Les autres capacités des référentiels (" Technique de la langue à l'oral " (dite " technique ") et " Communiquer oralement " (dite " A ")) connaissent une évolution positive de moindre ampleur (de 0,33 à 0,48 point de moins) mais uniforme. Aucun domaine ne progresse plus que l'autre, l'écart constaté relevant du... centième de point ! Si l'on différencie enfin ces résultats par type d'élève, l'analyse montre qu'en établissement spécialisé, les élèves moyens et forts progressent plus dans la capacité E, l'élève faible en A.
Ces premiers résultats tendent donc à montrer que la pratique de débats à visée philosophique permet d'améliorer de manière conséquente des compétences spécifiques référencées institutionnellement. On a constaté par ailleurs, dans les classes de SEGPA où des comparaisons étaient possibles, que ce progrès est significativement attribuable à ces activités dans la mesure où des classes ne pratiquant pas ces activités ont un progrès moindre...
(1) Depuis le travail novateur de J-M. Juret (1998)
(2) Ne serait-ce que parce que de telles classes existent en réalité peu dans d'autres pays.
(3) Il n'est qu'à consulter "Philosophie et enseignement spécialisé : une question de droit ?", première partie de la thèse La philosophie en éducation adaptée : utopie ou nécessité ?, sous la direction de F. Galichet, université M. Bloch, Strasbourg, 2000.
(4) Mme HUET Sonia, Mme GODARD-BAUDOIN Sandrine, M CHABERT Franck.
(5) Voir les travaux de M. Tozzi sur la question, par exemple Penser par soi-même, Chronique sociale, Lyon, 1994.
(6) Plusieurs types de débats existent, selon des objectifs de plus en plus référés aux concepts et "problématisations" classiques.

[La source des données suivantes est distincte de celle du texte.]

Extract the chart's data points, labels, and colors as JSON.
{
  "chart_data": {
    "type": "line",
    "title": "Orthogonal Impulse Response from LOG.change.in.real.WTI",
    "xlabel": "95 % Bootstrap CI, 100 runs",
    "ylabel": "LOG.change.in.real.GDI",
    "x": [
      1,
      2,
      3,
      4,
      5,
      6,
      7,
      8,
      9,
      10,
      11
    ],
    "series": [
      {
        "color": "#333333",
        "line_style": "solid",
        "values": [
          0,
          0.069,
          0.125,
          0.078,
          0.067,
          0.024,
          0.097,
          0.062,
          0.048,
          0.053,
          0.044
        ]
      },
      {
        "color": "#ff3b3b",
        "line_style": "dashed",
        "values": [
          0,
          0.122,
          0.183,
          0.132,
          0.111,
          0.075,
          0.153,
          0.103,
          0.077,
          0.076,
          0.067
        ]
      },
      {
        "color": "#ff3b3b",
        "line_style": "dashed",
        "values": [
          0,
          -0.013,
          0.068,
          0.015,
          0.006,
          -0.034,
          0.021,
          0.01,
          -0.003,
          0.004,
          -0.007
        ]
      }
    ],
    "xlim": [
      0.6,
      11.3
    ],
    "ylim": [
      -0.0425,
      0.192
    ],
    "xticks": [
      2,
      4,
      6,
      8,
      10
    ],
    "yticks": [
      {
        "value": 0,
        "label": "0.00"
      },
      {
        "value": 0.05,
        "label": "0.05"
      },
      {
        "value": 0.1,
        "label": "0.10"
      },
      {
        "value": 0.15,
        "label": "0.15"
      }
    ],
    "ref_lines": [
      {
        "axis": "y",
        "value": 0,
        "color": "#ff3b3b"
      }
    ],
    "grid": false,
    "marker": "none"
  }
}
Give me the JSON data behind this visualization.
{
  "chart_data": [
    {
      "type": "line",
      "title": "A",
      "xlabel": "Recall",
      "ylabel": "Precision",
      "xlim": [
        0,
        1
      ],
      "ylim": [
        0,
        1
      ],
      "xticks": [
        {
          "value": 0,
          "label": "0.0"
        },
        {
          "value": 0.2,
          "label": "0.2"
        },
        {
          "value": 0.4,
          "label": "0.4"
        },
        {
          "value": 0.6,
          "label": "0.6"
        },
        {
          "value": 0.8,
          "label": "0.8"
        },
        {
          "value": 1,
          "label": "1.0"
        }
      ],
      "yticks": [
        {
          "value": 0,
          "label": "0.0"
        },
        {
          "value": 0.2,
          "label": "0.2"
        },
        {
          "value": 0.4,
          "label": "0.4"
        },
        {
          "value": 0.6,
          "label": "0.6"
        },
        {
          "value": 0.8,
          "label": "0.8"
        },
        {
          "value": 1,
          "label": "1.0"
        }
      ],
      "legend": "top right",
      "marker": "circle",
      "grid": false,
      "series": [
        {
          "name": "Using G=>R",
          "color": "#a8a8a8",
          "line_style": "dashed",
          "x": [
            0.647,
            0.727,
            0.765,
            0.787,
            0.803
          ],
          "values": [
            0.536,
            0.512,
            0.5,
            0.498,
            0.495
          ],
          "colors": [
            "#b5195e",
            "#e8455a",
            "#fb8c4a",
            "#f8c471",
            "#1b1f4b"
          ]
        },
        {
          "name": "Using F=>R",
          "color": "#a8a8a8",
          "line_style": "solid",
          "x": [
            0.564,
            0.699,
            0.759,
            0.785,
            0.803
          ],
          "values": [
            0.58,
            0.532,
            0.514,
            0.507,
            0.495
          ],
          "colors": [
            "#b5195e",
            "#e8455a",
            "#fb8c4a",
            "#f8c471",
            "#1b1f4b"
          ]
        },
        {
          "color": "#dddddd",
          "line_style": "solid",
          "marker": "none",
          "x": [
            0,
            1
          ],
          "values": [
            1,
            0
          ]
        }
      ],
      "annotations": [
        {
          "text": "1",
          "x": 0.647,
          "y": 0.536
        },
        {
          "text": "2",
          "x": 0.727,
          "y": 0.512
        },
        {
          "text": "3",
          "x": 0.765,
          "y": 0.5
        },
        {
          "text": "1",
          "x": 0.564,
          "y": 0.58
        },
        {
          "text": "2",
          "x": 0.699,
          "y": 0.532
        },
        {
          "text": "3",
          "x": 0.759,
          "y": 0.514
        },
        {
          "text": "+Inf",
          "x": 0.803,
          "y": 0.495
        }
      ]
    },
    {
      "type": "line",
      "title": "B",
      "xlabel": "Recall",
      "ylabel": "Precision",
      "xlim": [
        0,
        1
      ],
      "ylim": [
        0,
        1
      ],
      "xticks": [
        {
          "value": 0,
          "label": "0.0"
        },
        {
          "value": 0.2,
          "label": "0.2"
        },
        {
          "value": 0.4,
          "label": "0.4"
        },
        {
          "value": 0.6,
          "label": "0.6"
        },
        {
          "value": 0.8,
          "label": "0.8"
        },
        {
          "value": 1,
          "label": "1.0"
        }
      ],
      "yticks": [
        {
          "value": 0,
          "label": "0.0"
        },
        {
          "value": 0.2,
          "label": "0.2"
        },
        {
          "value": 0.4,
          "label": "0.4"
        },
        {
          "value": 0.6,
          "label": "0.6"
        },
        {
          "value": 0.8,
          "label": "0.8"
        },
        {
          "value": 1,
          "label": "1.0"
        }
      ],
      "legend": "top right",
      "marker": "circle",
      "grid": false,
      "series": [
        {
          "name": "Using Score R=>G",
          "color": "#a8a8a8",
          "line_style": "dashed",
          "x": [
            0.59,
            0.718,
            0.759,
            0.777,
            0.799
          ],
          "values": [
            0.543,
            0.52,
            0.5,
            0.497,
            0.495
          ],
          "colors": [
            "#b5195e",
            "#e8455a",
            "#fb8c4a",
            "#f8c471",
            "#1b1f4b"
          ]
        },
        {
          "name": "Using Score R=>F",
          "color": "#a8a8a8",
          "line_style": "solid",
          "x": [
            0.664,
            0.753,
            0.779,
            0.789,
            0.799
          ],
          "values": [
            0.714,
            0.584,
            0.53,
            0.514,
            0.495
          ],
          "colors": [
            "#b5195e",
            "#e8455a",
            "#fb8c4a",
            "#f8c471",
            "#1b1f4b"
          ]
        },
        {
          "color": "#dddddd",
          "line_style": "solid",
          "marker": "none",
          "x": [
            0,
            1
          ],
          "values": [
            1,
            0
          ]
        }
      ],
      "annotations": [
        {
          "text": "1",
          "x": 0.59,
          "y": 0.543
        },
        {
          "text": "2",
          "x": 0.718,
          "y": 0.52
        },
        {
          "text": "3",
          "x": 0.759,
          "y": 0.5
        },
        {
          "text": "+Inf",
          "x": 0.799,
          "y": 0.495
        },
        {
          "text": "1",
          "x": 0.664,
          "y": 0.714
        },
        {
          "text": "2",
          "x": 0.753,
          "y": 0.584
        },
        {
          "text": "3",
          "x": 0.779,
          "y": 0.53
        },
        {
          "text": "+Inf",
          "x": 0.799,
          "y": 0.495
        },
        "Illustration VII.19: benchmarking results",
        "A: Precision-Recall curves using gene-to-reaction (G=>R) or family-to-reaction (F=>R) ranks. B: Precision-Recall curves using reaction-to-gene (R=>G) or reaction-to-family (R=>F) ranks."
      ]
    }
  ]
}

Ils nécessitent une préparation de plus en plus précise et détaillée. Les conditions de l'expérimentation font penser qu'on développera ici des travaux favorisant l'échange argumenté des élèves, dans lequel l'enseignant intervient pour réguler la parole et solliciter la mise en définition, l'argumentation et le questionnement.
(7) On consultera sur ce point P. Moessinger, La psychologie morale, 2e éd. Q.S.J. ? PUF, Paris, 1996.
(8) Voir le vidéogramme de T.Bour, Petit atelier de philosophie en IM Pro, CNDP, 2001.
(9) Notamment par la thèse de J-C. Pettier : La philosophie en éducation adaptée : utopie ou nécessité ?,(dir F. Galichet), Université M. Bloch, Strasbourg, 2000.
(10) On consultera sur ce point l'article de F. Chabert, l'un des participants à cette étude.